Arguments conclude on Trump's revised travel ban

FILE--In this March 29, 2017, file photo, Hawaii Attorney General Douglas Chin speaks outside federal court in Honolulu, Hawaii. Three federal appellate court judges in Seattle on Monday, May 15, will hear the appeal of Hawaii's challenge to President Trump's travel ban targeting six predominantly Muslim countries. (AP Photo/Caleb Jones, File)

SEATTLE (AP) — Arguments have wrapped up in a federal appeals court in Seattle over President Donald Trump's travel ban.

The three-judge panel from the 9th U.S. Circuit Court of Appeals had tough questions for each side.

They asked an administration lawyer about what one judge called Trump's "profound" campaign statements calling for a ban on Muslims entering the United States.

Judge Michael Hawkins pointed to arguments that former Acting Solicitor General Neal Katyal made in previous cases.

Katyal said he stands by those arguments, but that doesn't mean the president's authority is unbounded.

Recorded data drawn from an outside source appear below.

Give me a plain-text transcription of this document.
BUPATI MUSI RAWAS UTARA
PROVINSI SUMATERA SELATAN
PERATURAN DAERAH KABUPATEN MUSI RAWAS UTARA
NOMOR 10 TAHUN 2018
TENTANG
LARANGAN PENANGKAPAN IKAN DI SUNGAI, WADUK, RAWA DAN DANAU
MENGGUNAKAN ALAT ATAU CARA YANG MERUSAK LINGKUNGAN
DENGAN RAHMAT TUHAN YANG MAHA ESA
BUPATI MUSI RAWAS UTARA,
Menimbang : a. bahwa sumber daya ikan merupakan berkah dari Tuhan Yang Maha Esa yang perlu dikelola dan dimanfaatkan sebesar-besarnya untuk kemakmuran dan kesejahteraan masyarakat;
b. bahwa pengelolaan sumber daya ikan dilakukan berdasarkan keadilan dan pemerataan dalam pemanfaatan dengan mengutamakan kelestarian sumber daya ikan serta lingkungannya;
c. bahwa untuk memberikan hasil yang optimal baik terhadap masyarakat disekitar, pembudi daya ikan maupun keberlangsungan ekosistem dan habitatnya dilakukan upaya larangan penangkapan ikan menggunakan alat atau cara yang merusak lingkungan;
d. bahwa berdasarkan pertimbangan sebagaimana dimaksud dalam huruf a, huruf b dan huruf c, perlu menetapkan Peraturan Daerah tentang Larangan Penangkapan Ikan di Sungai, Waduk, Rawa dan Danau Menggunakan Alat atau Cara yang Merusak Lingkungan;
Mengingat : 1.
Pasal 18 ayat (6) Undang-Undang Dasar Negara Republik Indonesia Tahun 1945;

The judges in Seattle heard arguments over Hawaii's lawsuit challenging the travel ban, which would suspend the nation's refugee program and temporarily bar new visas for citizens of Iran, Libya, Somalia, Sudan, Syria and Yemen.

They asked a lawyer for the state of Hawaii challenging the ban about whether the national security rationale spelled out in the president's executive order neutralized any claim that the travel ban was motivated by discrimination.

The judges gave no indication of when they might rule.